De blokkerzaak levert dan toch voor veel mensen wat nieuws op. Eenieder heeft recht op verdediging, ongeacht het verwijt en ongeacht de persoon van de verdachte. Wij trekken geen grens. Iedere verdachte is welkom. Dat kan om een verdachte van het rijden onder invloed gaan; het kan ook een verdachte in een moordzaak zijn, of om een man die verdacht wordt van ernstige zedenfeiten, of om een vrouw die gefraudeerd heeft. Iedereen betekent dus werkelijk iedereen.
Dat principe houdt ook in dat wij als kantoor mensen helpen die door een deel van de samenleving al zijn veroordeeld, die buitengesloten worden of die bedreigd worden naar aanleiding van het verwijt dat hun gemaakt wordt. Denk daarbij aan extreemrechtse politici, aan een man als Robert M. die werd verdacht van het seksueel misbruiken van tientallen kleine kinderen. Daartegenover staat de bijstand aan mensen voor wie de handen wel op elkaar kunnen worden gekregen zoals de principiële biologische hennepboer Doede de Jong uit Appelscha. Populair of impopulair; wij maken geen selectie op basis daarvan. Als strafpleiter moet je een rechte rug hebben en niet buigen voor de publieke opinie. Daarom is het beroep van strafadvocaat ook zo essentieel in een strafproces.
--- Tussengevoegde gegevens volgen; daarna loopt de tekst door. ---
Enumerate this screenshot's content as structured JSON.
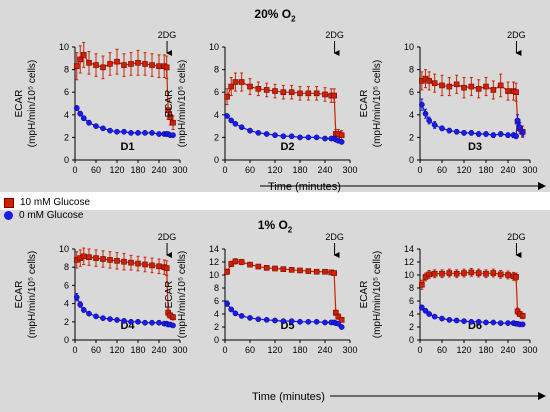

Het zet de eerdergenoemde opmerking dat het teleurstellend is dat wij als kantoor mensen in de blokkadezaak bijstaan in een ander daglicht. Natuurlijk hebben alle verdachten in de blokkeerzaak recht op juridische hulp. Op goede, adequate en gespecialiseerde rechtshulp. Júist die mensen, zou ik zelfs willen beweren. Het OM heeft namelijk hoog en zwaar ingezet, met een publiciteitscampagne voorafgaande aan de zitting om de publieke opinie te beïnvloeden en met hoge strafeisen. Doen de verdachten niets, dan komt er geen evenwicht en dus ook geen goed vonnis. Dat principe staat altijd los van de persoonlijke mening van een advocaat. Die zult u van mij in geen enkele zaak horen.
Een aantal jaren geleden hebben wij op kantoor meegewerkt aan een documentaire over de verdediging van Robert M. De docu had als ondertitel: “Eenieder heeft recht op verdediging.” Dat recht staat in de grondwet. Maar niet iedereen is hiervan op de hoogte. De boodschap van die documentaire heeft – zo blijkt maar weer eens – nog niets aan actualiteit ingeboet."